Huda menuturkan, harga barang impor yang ditawarkan di berbagai platform marketplace akan tetap lebih murah dibandingkan ritel konvensional sekalipun dikenakan bea masuk. Sebab, barang yang ditawarkan dari negara asal memang sudah murah. "Para pengguna e-commerce tidak terlalu mempermasalahkannya," ucapnya saat dihubungi, Senin (13/1).
Apabila ingin menekan laju impor barang konsumsi, Huda menganjurkan, pemerintah fokus membenahi dari hulu. Dalam hal ini adalah peningkatan kualitas produk yang dihasilkan industri dalam negeri. Tidak terkecuali industri kecil dan menengah (IKM).
Huda mengatakan, penurunan bebas bea masuk hanyalah kebijakan hilir yang memang paling mudah diterapkan. Tapi, di satu sisi, IKM tetap harus mampu menghadapi persaingan dengan luar negeri. Tidak hanya Cina, juga Vietnam yang memiliki kinerja industri manufaktur baik maupun negara lain.
Di tengah perkembangan teknologi, Huda menyebutkan, IKM harus bisa menerima kenyataan bahwa batasan antara negara kini semakin berkurang. "IKM kita harus siap bersaing," tuturnya.
Selain membenahi sektor hulu, Huda menambahkan, pemerintah juga harus memperhatikan produk non e-commerce yang menyumbang impor besar. Misalnya tekstil dan produk tekstil (TPT) serta baja.
Huda menilai, dua produk tersebut justru mendapatkan karpet merah dari pemerintah untuk masuk ke pasar Indonesia. Padahal, banyak industri lokal yang menghasilkan produk ini dengan kualitas bagus. "E-commerce yang menawarkan banyak produk yang tidak dijual dalam negeri justru diperketat, tapi tidak dengan sebaliknya," katanya.

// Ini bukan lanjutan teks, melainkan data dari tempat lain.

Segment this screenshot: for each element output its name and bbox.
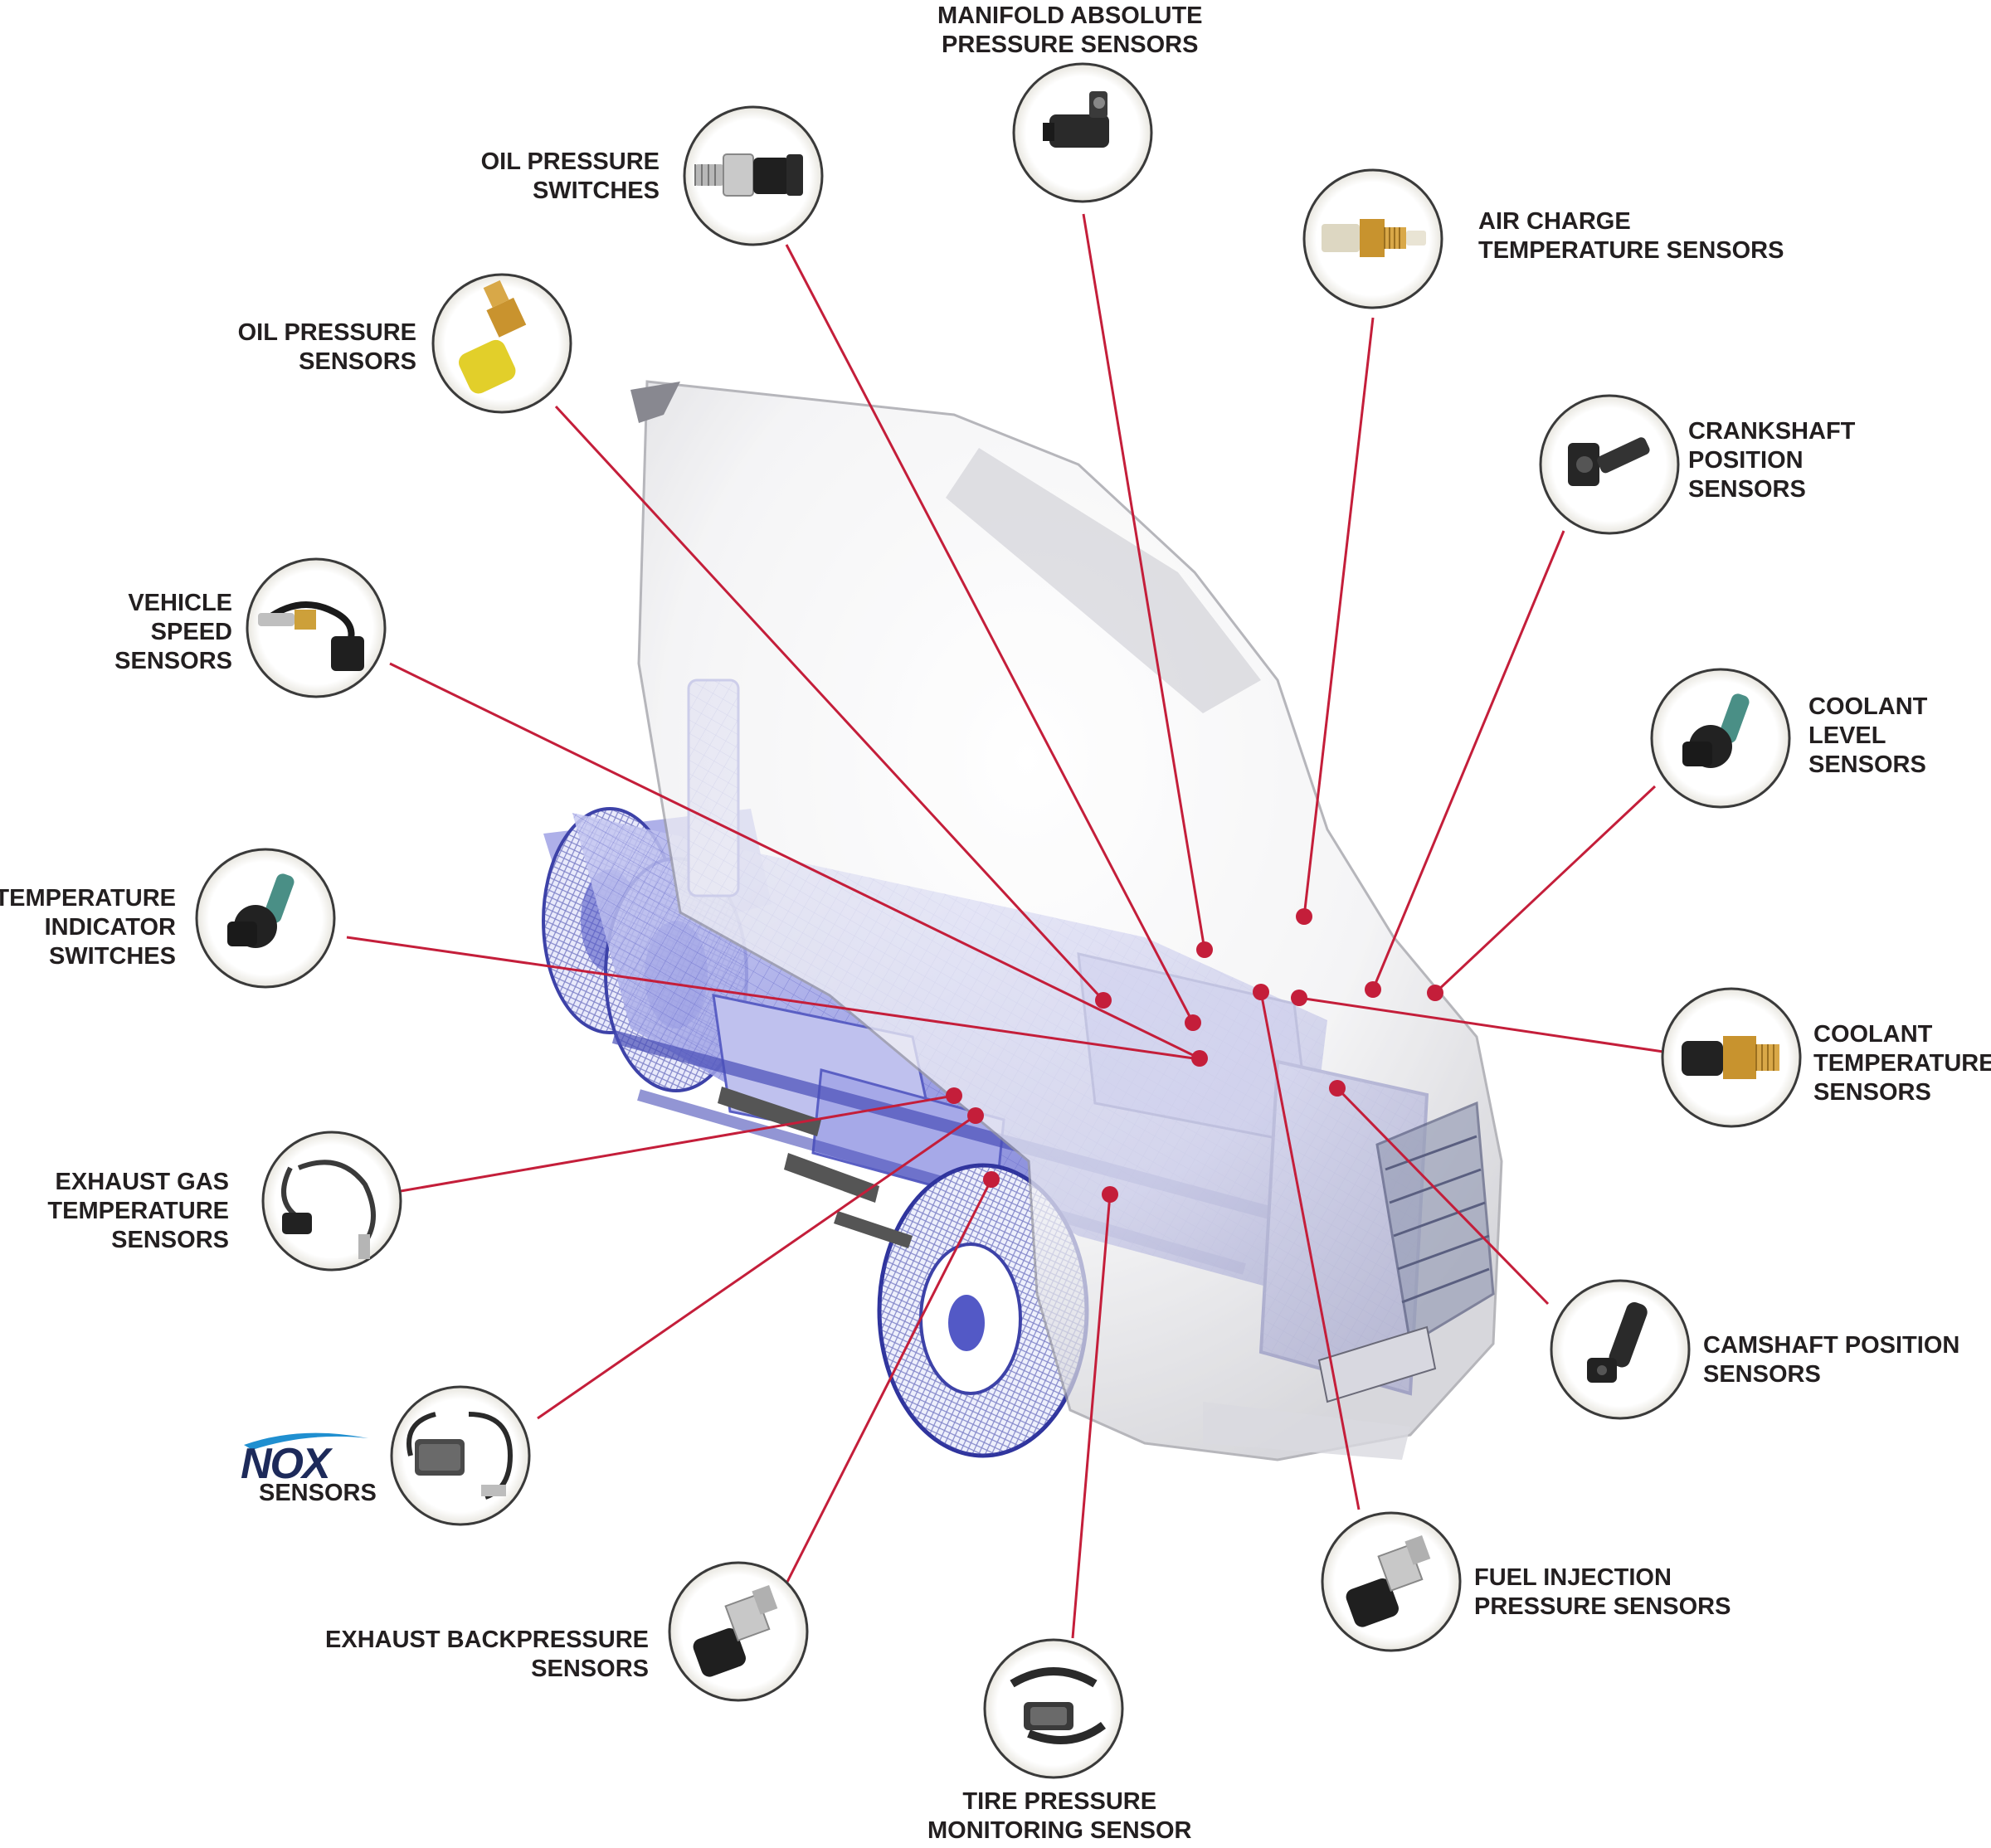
sensor-location-dots xyxy=(946,908,1443,1203)
oil-pressure-sensor-bubble xyxy=(431,273,572,414)
dot-backpressure xyxy=(983,1171,1000,1188)
label-exhaust-gas-temp-sensors: EXHAUST GAS TEMPERATURE SENSORS xyxy=(47,1169,229,1253)
dot-oil-sensor xyxy=(1095,992,1112,1009)
connector-backpressure xyxy=(782,1179,993,1589)
connector-nox xyxy=(537,1114,976,1420)
oil-pressure-switch-bubble xyxy=(683,105,824,246)
nox-logo: NOX xyxy=(241,1432,368,1483)
dot-air-charge xyxy=(1296,908,1312,925)
coolant-level-sensor-icon xyxy=(1682,693,1750,768)
connector-oil-switch xyxy=(785,244,1195,1024)
map-sensor-icon xyxy=(1043,91,1109,148)
air-charge-temp-bubble xyxy=(1302,168,1443,309)
connector-camshaft xyxy=(1336,1087,1550,1306)
connector-oil-sensor xyxy=(554,405,1105,1002)
exhaust-gas-temp-sensor-icon xyxy=(281,1160,376,1259)
map-sensor-bubble xyxy=(1012,62,1153,203)
connector-air-charge xyxy=(1302,317,1375,917)
dot-coolant-level xyxy=(1427,985,1443,1001)
air-charge-temp-sensor-icon xyxy=(1322,219,1426,257)
truck-illustration xyxy=(542,380,1503,1461)
camshaft-sensor-icon xyxy=(1587,1302,1648,1383)
connector-tpms xyxy=(1071,1194,1112,1639)
connector-map xyxy=(1082,213,1206,951)
temperature-switch-bubble xyxy=(195,848,336,989)
label-map-sensors: MANIFOLD ABSOLUTE PRESSURE SENSORS xyxy=(937,2,1203,58)
cab-shell xyxy=(630,380,1503,1461)
dot-oil-switch xyxy=(1185,1014,1201,1031)
fuel-injection-bubble xyxy=(1321,1511,1462,1652)
label-coolant-temperature-sensors: COOLANT TEMPERATURE SENSORS xyxy=(1813,1021,1991,1106)
label-camshaft-sensors: CAMSHAFT POSITION SENSORS xyxy=(1703,1332,1960,1388)
connector-crankshaft xyxy=(1371,530,1565,990)
label-crankshaft-sensors: CRANKSHAFT POSITION SENSORS xyxy=(1688,418,1856,503)
exhaust-backpressure-bubble xyxy=(668,1561,809,1702)
temperature-switch-icon xyxy=(227,873,295,948)
label-vehicle-speed-sensors: VEHICLE SPEED SENSORS xyxy=(114,590,232,674)
vehicle-speed-bubble xyxy=(246,557,387,698)
dot-map xyxy=(1196,941,1213,958)
label-tire-pressure-sensor: TIRE PRESSURE MONITORING SENSOR xyxy=(927,1788,1192,1844)
tpms-sensor-icon xyxy=(1010,1667,1106,1744)
nox-logo-text: NOX xyxy=(241,1440,333,1483)
label-air-charge-temp-sensors: AIR CHARGE TEMPERATURE SENSORS xyxy=(1478,208,1784,264)
dot-fuel-injection xyxy=(1253,984,1269,1000)
connector-temp-switch xyxy=(346,936,1200,1061)
coolant-temp-bubble xyxy=(1661,987,1802,1128)
vehicle-speed-sensor-icon xyxy=(258,601,364,671)
connector-lines xyxy=(346,213,1664,1639)
label-oil-pressure-switches: OIL PRESSURE SWITCHES xyxy=(480,148,660,204)
connector-exhaust-gas xyxy=(400,1094,955,1193)
dot-crankshaft xyxy=(1365,981,1381,998)
nox-sensor-icon xyxy=(406,1412,514,1500)
exhaust-backpressure-sensor-icon xyxy=(693,1584,778,1677)
crankshaft-sensor-icon xyxy=(1568,437,1650,486)
coolant-level-bubble xyxy=(1650,668,1791,809)
camshaft-bubble xyxy=(1550,1279,1691,1420)
nox-bubble xyxy=(390,1385,531,1526)
oil-pressure-sensor-icon xyxy=(459,280,527,394)
connector-vehicle-speed xyxy=(389,662,1200,1060)
label-nox-sensors: SENSORS xyxy=(259,1480,377,1506)
connector-coolant-level xyxy=(1434,785,1657,995)
dot-tpms xyxy=(1102,1186,1118,1203)
tpms-bubble xyxy=(983,1638,1124,1779)
label-oil-pressure-sensors: OIL PRESSURE SENSORS xyxy=(237,319,416,375)
crankshaft-bubble xyxy=(1539,394,1680,535)
dot-exhaust-gas xyxy=(946,1087,962,1104)
dot-nox xyxy=(967,1107,984,1124)
connector-fuel-injection xyxy=(1259,991,1361,1510)
sensor-bubbles xyxy=(195,62,1802,1779)
exhaust-gas-temp-bubble xyxy=(261,1131,402,1272)
label-exhaust-backpressure-sensors: EXHAUST BACKPRESSURE SENSORS xyxy=(325,1627,649,1682)
label-coolant-level-sensors: COOLANT LEVEL SENSORS xyxy=(1808,693,1928,778)
dot-camshaft xyxy=(1329,1080,1346,1097)
label-fuel-injection-sensors: FUEL INJECTION PRESSURE SENSORS xyxy=(1474,1564,1731,1620)
connector-coolant-temp xyxy=(1298,996,1664,1053)
fuel-injection-sensor-icon xyxy=(1346,1534,1431,1627)
oil-pressure-switch-icon xyxy=(694,153,803,197)
dot-vehicle-speed xyxy=(1191,1050,1208,1067)
label-temperature-indicator-switches: TEMPERATURE INDICATOR SWITCHES xyxy=(0,885,176,970)
coolant-temp-sensor-icon xyxy=(1682,1036,1779,1079)
dot-coolant-temp xyxy=(1291,990,1307,1006)
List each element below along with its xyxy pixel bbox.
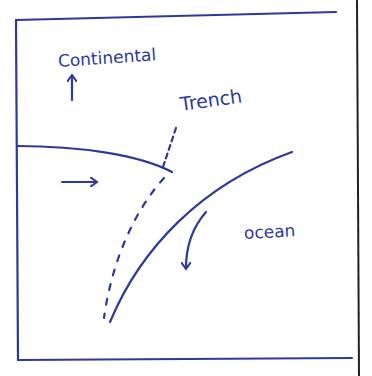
frame-left — [16, 20, 18, 360]
ocean-motion-arrow — [186, 212, 206, 268]
plate-motion-arrow — [62, 181, 96, 183]
ocean-label: ocean — [244, 221, 296, 242]
trench-leader — [162, 128, 176, 170]
frame-bottom — [18, 358, 352, 360]
page-edge-line — [357, 0, 359, 376]
continental-plate-edge — [17, 146, 172, 172]
trench-label: Trench — [179, 85, 244, 114]
uplift-arrow — [71, 76, 73, 100]
plate-label: Continental — [57, 45, 156, 70]
frame-top — [16, 12, 336, 20]
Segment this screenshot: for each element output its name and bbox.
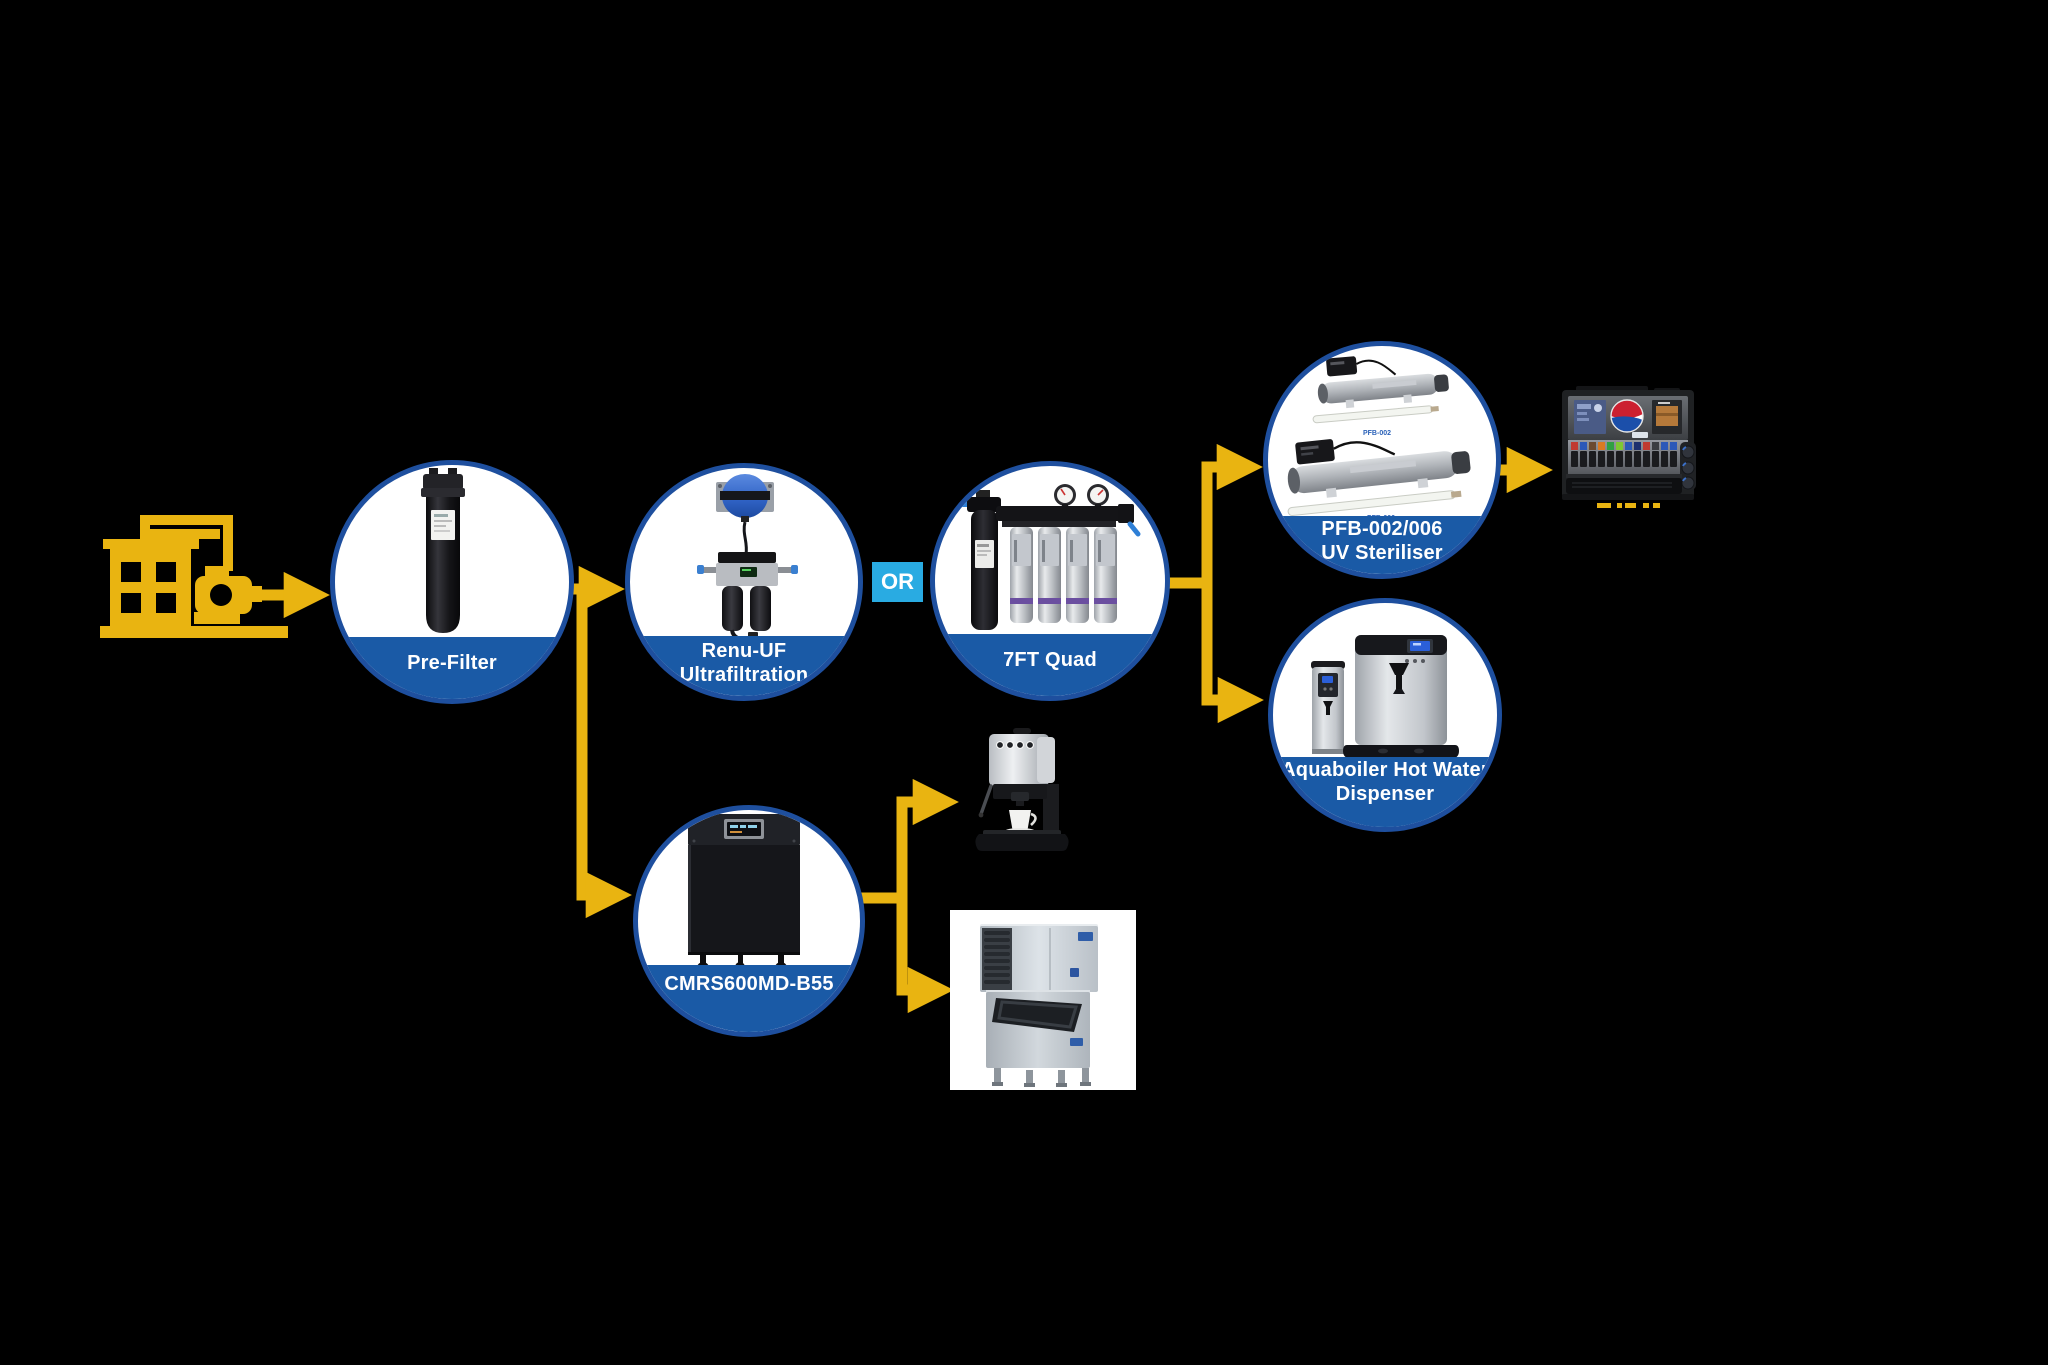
espresso-coffee-machine-image: [975, 728, 1069, 851]
node-aquaboiler: Aquaboiler Hot Water Dispenser: [1268, 598, 1502, 832]
or-badge-label: OR: [881, 569, 914, 594]
7ft-quad-label: 7FT Quad: [1003, 649, 1097, 671]
7ft-quad-system-image: [958, 484, 1141, 630]
or-badge: OR: [872, 562, 923, 602]
cmrs-label-band: CMRS600MD-B55: [638, 965, 860, 1032]
pfb-label-2: UV Steriliser: [1321, 542, 1443, 564]
node-renu-uf: Renu-UF Ultrafiltration: [625, 463, 863, 701]
pfb-label-1: PFB-002/006: [1321, 518, 1443, 540]
aquaboiler-label-1: Aquaboiler Hot Water: [1281, 759, 1489, 781]
7ft-quad-label-band: 7FT Quad: [935, 634, 1165, 696]
aquaboiler-label-2: Dispenser: [1335, 783, 1435, 805]
pre-filter-label-band: Pre-Filter: [335, 637, 569, 699]
cmrs-label: CMRS600MD-B55: [664, 973, 834, 995]
dispenser-dash-mark: [1643, 503, 1649, 508]
renu-uf-label-2: Ultrafiltration: [679, 664, 809, 686]
aquaboiler-image: [1311, 635, 1459, 759]
arrow-cmrs-to-ice: [896, 898, 954, 1014]
arrow-quad-to-pfb: [1201, 443, 1263, 583]
arrow-prefilter-down-to-cmrs: [576, 589, 632, 919]
renu-uf-unit-image: [697, 474, 798, 644]
pfb-label-band: PFB-002/006 UV Steriliser: [1268, 516, 1496, 574]
arrow-cmrs-to-coffee: [896, 778, 959, 898]
node-pre-filter: Pre-Filter: [330, 460, 574, 704]
commercial-ice-maker-image: [950, 910, 1136, 1090]
node-7ft-quad: 7FT Quad: [930, 461, 1170, 701]
dispenser-dash-mark: [1653, 503, 1660, 508]
dispenser-dash-mark: [1597, 503, 1611, 508]
renu-uf-label-band: Renu-UF Ultrafiltration: [630, 636, 858, 696]
factory-water-supply-icon: [100, 515, 288, 638]
aquaboiler-label-band: Aquaboiler Hot Water Dispenser: [1273, 757, 1497, 827]
node-cmrs600md-b55: CMRS600MD-B55: [633, 805, 865, 1037]
cmrs600md-b55-image: [688, 814, 800, 974]
pfb-002-tag: PFB-002: [1363, 430, 1391, 437]
pre-filter-label: Pre-Filter: [407, 652, 497, 674]
dispenser-dash-mark: [1617, 503, 1622, 508]
dispenser-dash-mark: [1625, 503, 1636, 508]
pfb-uv-steriliser-image: PFB-002 PFB-006: [1287, 356, 1471, 522]
pre-filter-cartridge-image: [421, 468, 465, 633]
arrow-quad-to-aquaboiler: [1201, 583, 1264, 724]
soda-fountain-machine-image: [1562, 386, 1696, 500]
renu-uf-label-1: Renu-UF: [701, 640, 787, 662]
node-pfb-uv-steriliser: PFB-002 PFB-006 PFB-002/006 UV Sterilise…: [1263, 341, 1501, 579]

Sebelumnya, pemerintah memutuskan menurunkan batasan nilai pembebasan bea masuk atas barang kiriman dari semula 75 dolar AS menjadi 3 dolar AS per kiriman. Kebijakan yang mulai berlaku pada Kamis (30/1) ini tertuang dalam Peraturan Menteri Keuangan (PMK) Nomor 199 Tahun 2019 tentang Ketentuan Kepabeanan, Cukai, dan Pajak Atas Impor Barang Kiriman.
Direktur Kepabeanan Internasional dan Antar Lembaga Direktorat Jenderal Bea dan Cukai Kementerian Keuangan (DJBC Kemenkeu) Syarif Hidayat memastikan, pihaknya telah melibatkan berbagai pihak dalam menyusun perubahan aturan ini, termasuk IKM.
Syarif mengatakan, penerapan tarif ini demi menciptakan perlakuan yang adil dalam perpajakan atau level playing field. Dalam hal ini adalah antara produk dalam negeri yang mayoritas berasal dari IKM dan dikenakan pajak dengan produk impor melalui barang kiriman serta impor distributor melalui kargo umum.